Richards & Hartzog on Relationships and Data Protection

Neil M. Richards (Washington University School of Law, Yale Information Society Project, Stanford Center for Internet and Society) and Woodrow Hartzog (Northeastern University School of Law and Khoury College of Computer Sciences, Center for Law, Innovation and Creativity (CLIC), Stanford Law School Center for Internet and Society) have posted “A Relational Turn for Data Protection?” (4 European Data Protection Law Review 1 (2020)) to SSRN. Here is the abstract:

While most approaches to privacy and data protection focus on the data, we explore an alternative approach: focusing on relationships. It looks at how the people who expose themselves and the people that are inviting that disclosure relate to each other. It is concerned with what powerful parties owe to vulnerable parties not just with their personal information, but with the things they see, the things they can click, the decisions that are made about them. It’s less about the nature of data and more about the nature of power. And it can make data protection work better. We call this the relational turn in privacy law.

The relational approach has deep roots in American and English law, and a growing group of scholars in North America are starting to appreciate the virtues of such an approach, whether framed in terms of privacy as trust or information fiduciaries. The clear advantage of a relational approach is that it is acutely sensitive to the power disparities within information relationships, such as those between humans and platforms. Relational models of this sort protect against self-dealing and duties of care protect against dangerous behavior. Data protection regimes like the American “notice and choice” model or the more robust GDPR, by contrast, target, imbalances of power within relationships more indirectly by looking to the nature of the data.
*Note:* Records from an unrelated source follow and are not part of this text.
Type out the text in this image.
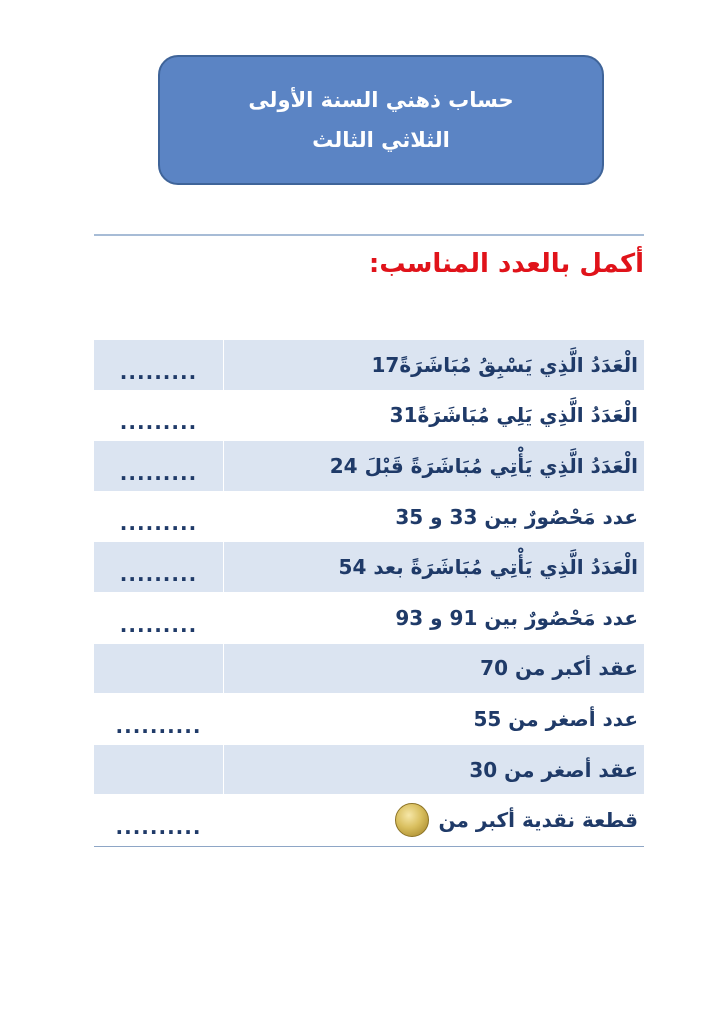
حساب ذهني السنة الأولى
الثلاثي الثالث
أكمل بالعدد المناسب:
الْعَدَدُ الَّذِي يَسْبِقُ مُبَاشَرَةً17
.........
الْعَدَدُ الَّذِي يَلِي مُبَاشَرَةً31
.........
الْعَدَدُ الَّذِي يَأْتِي مُبَاشَرَةً قَبْلَ 24
.........
عدد مَحْصُورٌ بين 33 و 35
.........
الْعَدَدُ الَّذِي يَأْتِي مُبَاشَرَةً بعد 54
.........
عدد مَحْصُورٌ بين 91 و 93
.........
عقد أكبر من 70
عدد أصغر من 55
..........
عقد أصغر من 30
قطعة نقدية أكبر من
..........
We think a relational turn for data protection would be superior to the current model. A relational turn would provide a path towards more substantive rules that would limit how peoples’ data could be used against them. It would focus on the real problem that privacy and data protection law should tackle – the power consequences of information relationships, making legitimacy of processing a question of fundamental fairness rather than data hygiene. Substantive data rules would demand more than that data serve a ‘legitimate interest’ of the data processor. They would focus on the power consequences of processing on the data subject, whether we apply some version of the classic fiduciary duties of care, confidentiality, and loyalty, or the trust-promoting duties of honesty, protection, discretion, and loyalty that we have called for in other work. Perhaps equally important, relational duties allow for a decoupling of choice and consent. People would be protected no matter what they choose. It’s time for data protection’s relational turn.